Recorded my first EP at the start of the year with some genius musicians (including Ad Mack & Samson from Stanley Odd, & produced by Craig Ross from Broken Records) who helped me get some of the noises in my head out for the first time- was such a buzz! Released it in August & generally kept the EP pretty quiet trying to build a solid base of folk who enjoy the tunes, but it's been nuts that the likes of BBC Introducing on 6 Music & Jim Gellatly have both featured tunes from it. Pretty surreal to think back to earlier in the year on Portobello beach in Edinburgh recording waves with my wee digi-recorder for the start of Curly it would later feature on BBC 6 Music- ha!

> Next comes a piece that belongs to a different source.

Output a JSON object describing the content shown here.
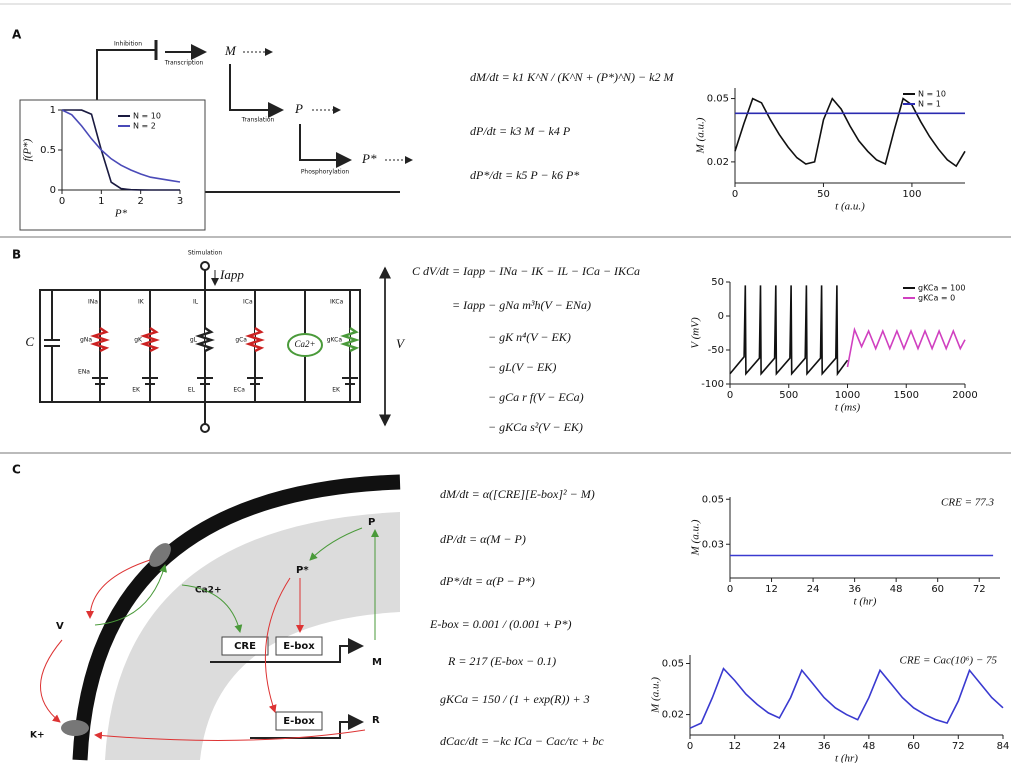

Supported some incredible artists! Been so lucky to have played in support of so much interesting music, including Yorkston Thorne Khan, Cuz, & Merz. All these guys defy or create genres of music, which is something that's really important to me. I love seeing folk who just create what's in their head without any filters or blinkers based on fitting in a genre or meeting expectations. James Yorkston, Jon Thorne (Bass from Lamb among many other epic collaborations), & Suhail Yusuf Khan (incredible Indian classical singer & sarangi player) come from completely different areas of the music world, but together they've created simply beautiful music (& well worth keeping an eye out for their forthcoming album as a trio)! Similarly with Cuz (see above- What a combo!!), so unique, & a live energy like I've rarely seen, which is funny given that it emerged from a recording concept that was never intended to go on the road. & as for Merz, well I sat for nearly 2 hours after playing my set while he moved round different instruments & gizmos (maybe a bit too technical a word as one of these was actually a wee cassette recorder that Merz shook & moved to distort the sound. Like going for a run with a walkman- old school!) creating fascinating worlds intertwined with the most delicate, perfectly formed tunes. You get the idea. Pretty inspiring stuff.

Anyway, as the name of the ep suggests, this is just the start. This is the path I'm on from now on & can't imagine there will ever be an end to it, so I'll write again to let you know which way it turns next...

In the Pentland Hills near Edinburgh getting rewarded for taking a different path. Food for the soul.